場所名 ダンガンポート五番街冒険者ギルド


説明


現在多くの冒険者があつまっている。


余談


クライミチという盗賊団を壊滅させたとしてみんな歓喜している。

クライミチという集団は今まで様々な悪行を重ねていたが、下っぱ盗賊を使い捨てにするスタイル、しかも本拠地の場所がわからず、なおかつその本拠地もどうやら頻繁に変えているということで、いつまでたっても見つからず領主も手を焼いていた。


しかし今日、ある軟弱そうな青年と、高級な魔法の袋を丸出しで持っているカワウソ族の子供達が、無防備にうろついてるのに目をつけた盗賊達がいたことによって状況が変わった。


軟弱青年達を襲おうとしたところを、突然現れた金ランク冒険者と、ダンガンポートの兵士長に何度となく捕らえられて、クライミチの下っぱ盗賊がみんな捕まってしまった。

下っぱが捕まったことで、すぐに動ける盗賊はクライミチの頭領の息子グループしか居なくなった。


このアホな息子は

「どうやらあの軟弱そうな男とカワウソは腕利きに護衛されているようだ。

これは俺達を捕まえるための囮作戦だったのかもしれない。

ふう、いつも通り切り捨てられる下っぱを使ってよかったぜ。

お?うちの下っぱの相手をしているうちに軟弱野郎達と腕利き護衛がはぐれたぞ。これはチャンスだ。魔法の袋にカワウソ族、両方かなりの高値で売れる品だ。多少の危険をおかしても狙う価値があるぜえっ」

とか考えていた。


息子はまだまだ盗賊としての技量が低く、仲間内でもなめられていて功を焦っていたので、カワウソ族の子供と魔法の袋を手に入れて、一気に地位を確保しようとしたが、すんでの所で軟弱青年に逃げられ冒険者ギルドに入り込まれてしまった。

普通なら盗賊の懸賞金を狙う冒険者がいる冒険者ギルドに近づくなど、盗賊としては最低の行為だが、功を焦ってやらかした。
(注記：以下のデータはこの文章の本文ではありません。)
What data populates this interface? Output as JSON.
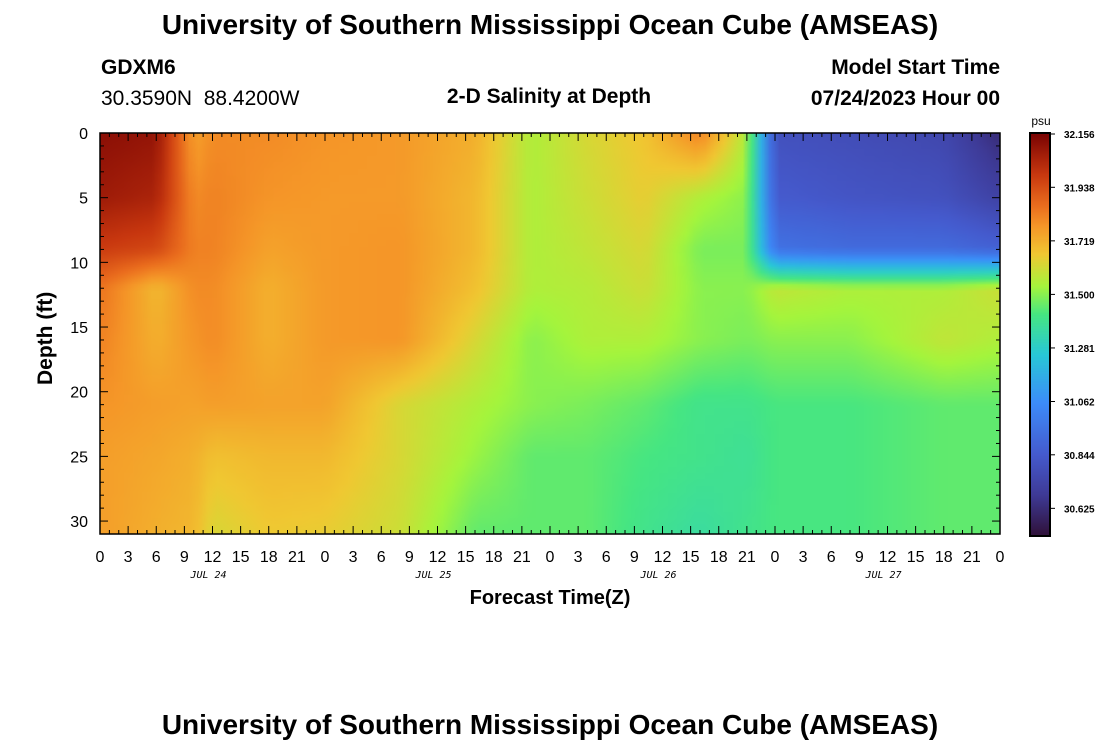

しかも諦めきれずにギルド前をうろついていた為に多数の冒険者に見つかり、追っかけられ、殺す気満々の冒険者の気迫にあてられて、こともあろうにクライミチの本拠地まで逃げ込んでしまった。


そしてクライミチの本拠地を発見した冒険者と、盗賊達の乱闘が起きた。

普通ならクライミチには多くの盗賊がいるはずで、スラムにいる下級冒険者程度に負けるはずはないのだが、下っぱ達はボウズと金髪の二人組にみんな捕まっており、数で圧倒的に負けていた。

だがクライミチの頭領は、有名な盗賊団の頭領だけあり、高レベルの盗賊で、その側近達も結構な高レベルの盗賊だった。

数では勝っているが、徐々に劣勢に追いやられる下級冒険者達。


しかしそこに現れたのは、護衛対象が盗賊にさらわれたと思い込んで、スラムを走り回っていたダンガンポートきっての冒険者と兵士長だった。彼等は下級冒険者の叫び声と剣戟の音を聞きつけてやってきたのだった。


で、下級冒険者ボウズ金髪連合が盗賊団を壊滅しましたとさ。

めでたしめでたし。



 …………長い。

 知らず知らずにとんでもない冒険活劇が繰り広げられていたようだ。

 冒険活劇の中での俺の役割は撒き餌役だな。


 俺は孤児達が食い終わって、山ほど余った食い物で宴会が始まったギルドを見回して、椅子に座って一息ついた。